Fed’s Beige Book Signals Flat U.S. Economic Momentum — Evening Brief – 10.15.25
U.S. economic activity “changed little” since early September, according to the Federal Reserve’s latest Beige Book released Wednesday, offering a snapshot of an economy that remains steady but subdued. The report—based on anecdotal feedback from the Fed’s 12 regional districts—depicts a holding pattern, with flat overall output, cooling labor demand, and stubbornly elevated cost pressures.
The report, which compiles data collected on or before October 6, found that three districts reported slight to moderate growth; five indicated no change, and four saw slight softening in overall activity. The summary—consistent with September’s “little or no change” narrative—suggests the U.S. economy continues to cool in a gradual and uneven fashion.
Employment remained largely stable across the country, though labor demand showed signs of waning, particularly in sectors affected by automation and AI-driven efficiencies.

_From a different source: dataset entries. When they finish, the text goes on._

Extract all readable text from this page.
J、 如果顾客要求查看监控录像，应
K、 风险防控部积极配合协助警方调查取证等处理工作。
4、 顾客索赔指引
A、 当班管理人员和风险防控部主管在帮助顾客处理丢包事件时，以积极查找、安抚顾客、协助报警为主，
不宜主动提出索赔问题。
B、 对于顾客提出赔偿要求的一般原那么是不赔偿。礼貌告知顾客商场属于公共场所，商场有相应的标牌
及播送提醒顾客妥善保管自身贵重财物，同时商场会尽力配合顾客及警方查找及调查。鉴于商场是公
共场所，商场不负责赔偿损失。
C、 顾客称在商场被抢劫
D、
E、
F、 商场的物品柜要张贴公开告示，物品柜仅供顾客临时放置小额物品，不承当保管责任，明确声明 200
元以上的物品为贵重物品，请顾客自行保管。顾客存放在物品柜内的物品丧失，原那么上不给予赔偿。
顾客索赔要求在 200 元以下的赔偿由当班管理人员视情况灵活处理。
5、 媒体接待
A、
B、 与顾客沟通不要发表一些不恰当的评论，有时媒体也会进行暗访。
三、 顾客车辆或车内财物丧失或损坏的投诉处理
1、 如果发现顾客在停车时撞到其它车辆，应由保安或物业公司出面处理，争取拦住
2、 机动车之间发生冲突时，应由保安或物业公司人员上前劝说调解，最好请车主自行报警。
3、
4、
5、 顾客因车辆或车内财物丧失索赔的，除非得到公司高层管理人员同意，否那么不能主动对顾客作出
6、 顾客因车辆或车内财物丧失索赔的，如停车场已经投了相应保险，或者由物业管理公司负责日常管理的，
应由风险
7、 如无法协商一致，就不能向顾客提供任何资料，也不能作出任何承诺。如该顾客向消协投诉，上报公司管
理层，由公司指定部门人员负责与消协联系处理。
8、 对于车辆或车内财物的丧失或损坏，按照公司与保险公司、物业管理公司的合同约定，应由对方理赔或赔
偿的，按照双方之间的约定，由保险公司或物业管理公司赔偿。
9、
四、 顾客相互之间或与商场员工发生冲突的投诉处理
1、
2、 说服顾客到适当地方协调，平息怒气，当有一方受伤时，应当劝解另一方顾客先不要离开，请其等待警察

“In most districts, more employers reported lowering head counts through layoffs and attrition, with contacts citing weaker demand, elevated economic uncertainty, and, in some cases, increased investment in artificial intelligence technologies,” the Fed said.
Wage growth, meanwhile, was moderate but steady, reflecting ongoing efforts by firms to balance cost control with employee retention in a still tight but cooling labor market.
Manufacturing conditions remained mixed but generally soft. Many districts cited tariff-related headwinds, elevated import costs, and slower orders from both domestic and international buyers. “Activity in agriculture, energy, and transportation was generally down among reporting districts,” the report said.
In financial services, conditions were uneven. A few districts noted modest improvements in business lending, while others saw flat or declining credit demand, particularly in residential and commercial real estate—sectors that remain highly sensitive to elevated interest rates.
Price pressures showed renewed strength in the latest survey. Several districts reported that input costs rose at a faster rate, driven by higher import prices, tariff-related expenses, and rising costs for insurance, health care, and technology services.
While some firms opted to absorb cost increases to preserve market share amid weakening demand, others—particularly in manufacturing and retail trade—fully passed higher costs to consumers.